= James Ashurst =

James Ashurst (died 1679), was an English divine who lost his living in the Great Ejection of 1662.

==Biography==
Ashurst was vicar of Arlesey, in Bedfordshire, and had been episcopally ordained, but he could not comply with the new impositions of the Act of Uniformity, and hence quit his living. He was very old, and his vicarage slender. Samuel Browne, the judge, was one of his parishioners, and a great friend. "The whole parish", says Palmer (after Calamy),

was well affected towards him for his worthy behaviour amongst them, and was entirely under the influence of the judge . . . and so, though he was legally silenced, he continued in his church a non-conformist. He read part of the morning and evening service, viz. the confession, scripture-hymns, the creed, and some of the collects. He was a considerable scholar and a hard student to the last; greatly esteemed and loved by all sober persons who knew him, for his extraordinary piety, humility, meekness, self-denial, and integrity. His contempt of the world and contentedness on a very small income were very remarkable. He took for his small tithes just what his parishioners were pleased to give him.

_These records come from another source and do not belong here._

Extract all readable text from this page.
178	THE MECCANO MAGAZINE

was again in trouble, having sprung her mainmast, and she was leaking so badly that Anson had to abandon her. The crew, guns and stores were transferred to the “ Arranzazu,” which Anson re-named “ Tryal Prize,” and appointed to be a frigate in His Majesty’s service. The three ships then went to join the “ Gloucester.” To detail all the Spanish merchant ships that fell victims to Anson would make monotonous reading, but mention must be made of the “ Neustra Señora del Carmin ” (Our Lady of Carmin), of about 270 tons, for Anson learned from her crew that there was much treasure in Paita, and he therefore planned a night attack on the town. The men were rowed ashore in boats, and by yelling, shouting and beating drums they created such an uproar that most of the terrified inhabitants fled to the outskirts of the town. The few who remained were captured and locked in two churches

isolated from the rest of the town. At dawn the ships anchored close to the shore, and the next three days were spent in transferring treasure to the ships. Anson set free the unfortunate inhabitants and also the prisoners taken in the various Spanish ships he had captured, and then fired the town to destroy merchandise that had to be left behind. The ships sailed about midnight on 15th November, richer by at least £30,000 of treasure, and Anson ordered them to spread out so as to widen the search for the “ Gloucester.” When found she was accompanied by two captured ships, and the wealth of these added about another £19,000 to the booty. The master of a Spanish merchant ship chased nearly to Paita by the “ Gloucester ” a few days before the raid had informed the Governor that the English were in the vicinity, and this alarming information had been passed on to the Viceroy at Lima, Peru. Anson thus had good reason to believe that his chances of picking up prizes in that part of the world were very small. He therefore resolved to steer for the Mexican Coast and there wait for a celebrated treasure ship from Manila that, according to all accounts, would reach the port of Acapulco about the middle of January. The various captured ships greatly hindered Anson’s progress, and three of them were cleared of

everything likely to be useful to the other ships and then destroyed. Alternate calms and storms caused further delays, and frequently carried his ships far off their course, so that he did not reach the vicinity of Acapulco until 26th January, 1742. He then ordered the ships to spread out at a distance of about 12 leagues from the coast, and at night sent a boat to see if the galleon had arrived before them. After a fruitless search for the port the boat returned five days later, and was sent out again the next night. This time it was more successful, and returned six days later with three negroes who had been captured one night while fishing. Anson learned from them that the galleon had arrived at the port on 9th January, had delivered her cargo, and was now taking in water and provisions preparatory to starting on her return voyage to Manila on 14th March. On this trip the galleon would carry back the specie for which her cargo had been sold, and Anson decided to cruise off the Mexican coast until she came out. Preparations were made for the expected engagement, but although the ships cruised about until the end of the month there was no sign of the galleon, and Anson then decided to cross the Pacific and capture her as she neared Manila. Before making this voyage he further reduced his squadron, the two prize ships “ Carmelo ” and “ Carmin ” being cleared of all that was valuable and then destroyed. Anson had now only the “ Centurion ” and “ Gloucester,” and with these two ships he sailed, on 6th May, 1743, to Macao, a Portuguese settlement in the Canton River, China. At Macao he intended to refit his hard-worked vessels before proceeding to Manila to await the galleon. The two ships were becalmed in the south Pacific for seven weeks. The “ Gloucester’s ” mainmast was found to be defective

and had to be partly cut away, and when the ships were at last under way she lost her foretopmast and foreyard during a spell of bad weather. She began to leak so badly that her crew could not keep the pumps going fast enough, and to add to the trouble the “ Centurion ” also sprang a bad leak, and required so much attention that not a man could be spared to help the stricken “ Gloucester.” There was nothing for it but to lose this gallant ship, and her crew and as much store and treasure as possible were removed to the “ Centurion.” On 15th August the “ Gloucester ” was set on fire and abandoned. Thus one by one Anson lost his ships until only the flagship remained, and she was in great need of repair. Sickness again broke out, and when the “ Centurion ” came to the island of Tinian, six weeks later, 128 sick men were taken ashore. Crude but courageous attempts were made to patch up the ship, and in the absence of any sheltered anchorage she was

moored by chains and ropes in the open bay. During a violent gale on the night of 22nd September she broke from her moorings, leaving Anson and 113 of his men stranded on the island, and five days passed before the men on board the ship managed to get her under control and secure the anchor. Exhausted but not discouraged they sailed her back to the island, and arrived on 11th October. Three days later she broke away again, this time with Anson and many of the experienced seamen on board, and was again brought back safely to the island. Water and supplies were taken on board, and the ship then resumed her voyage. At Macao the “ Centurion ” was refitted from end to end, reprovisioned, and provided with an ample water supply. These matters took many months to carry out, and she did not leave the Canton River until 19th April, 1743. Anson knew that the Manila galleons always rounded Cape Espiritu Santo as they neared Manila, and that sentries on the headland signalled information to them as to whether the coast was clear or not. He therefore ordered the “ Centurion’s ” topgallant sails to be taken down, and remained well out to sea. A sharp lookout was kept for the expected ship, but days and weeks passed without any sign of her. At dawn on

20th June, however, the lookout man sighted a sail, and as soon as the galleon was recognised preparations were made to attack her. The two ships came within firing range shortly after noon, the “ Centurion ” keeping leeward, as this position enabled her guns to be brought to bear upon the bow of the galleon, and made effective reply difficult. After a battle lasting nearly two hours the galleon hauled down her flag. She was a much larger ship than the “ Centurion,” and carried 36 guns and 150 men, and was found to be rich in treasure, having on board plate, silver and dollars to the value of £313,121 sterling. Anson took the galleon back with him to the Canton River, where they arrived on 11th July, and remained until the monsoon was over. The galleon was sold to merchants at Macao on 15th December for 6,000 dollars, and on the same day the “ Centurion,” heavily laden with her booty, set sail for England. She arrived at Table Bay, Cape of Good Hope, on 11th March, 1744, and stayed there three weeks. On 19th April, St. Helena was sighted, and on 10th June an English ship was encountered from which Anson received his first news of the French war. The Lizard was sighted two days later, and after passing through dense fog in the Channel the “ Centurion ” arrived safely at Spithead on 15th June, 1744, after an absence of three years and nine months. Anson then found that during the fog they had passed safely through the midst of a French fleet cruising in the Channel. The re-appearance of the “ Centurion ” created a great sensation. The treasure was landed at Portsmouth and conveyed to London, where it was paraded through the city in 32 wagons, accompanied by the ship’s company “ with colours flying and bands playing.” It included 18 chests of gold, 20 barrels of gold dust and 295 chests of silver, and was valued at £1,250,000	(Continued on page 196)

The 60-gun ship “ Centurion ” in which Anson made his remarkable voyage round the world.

From the register-book of births, deaths, and marriages of the Parish of Arlesey, it is found that Ashurst became vicar between 27 October 1631 and 4 October 1632, and that he was married to Mary Baldocke, widow of Daniel Baldocke, on 20 November 1660. The same register states that James Ashurst, minister, was buried 16 December 1679 ("buried in woolen"). His neighbour, Read, of Henlow, preached his funeral sermon.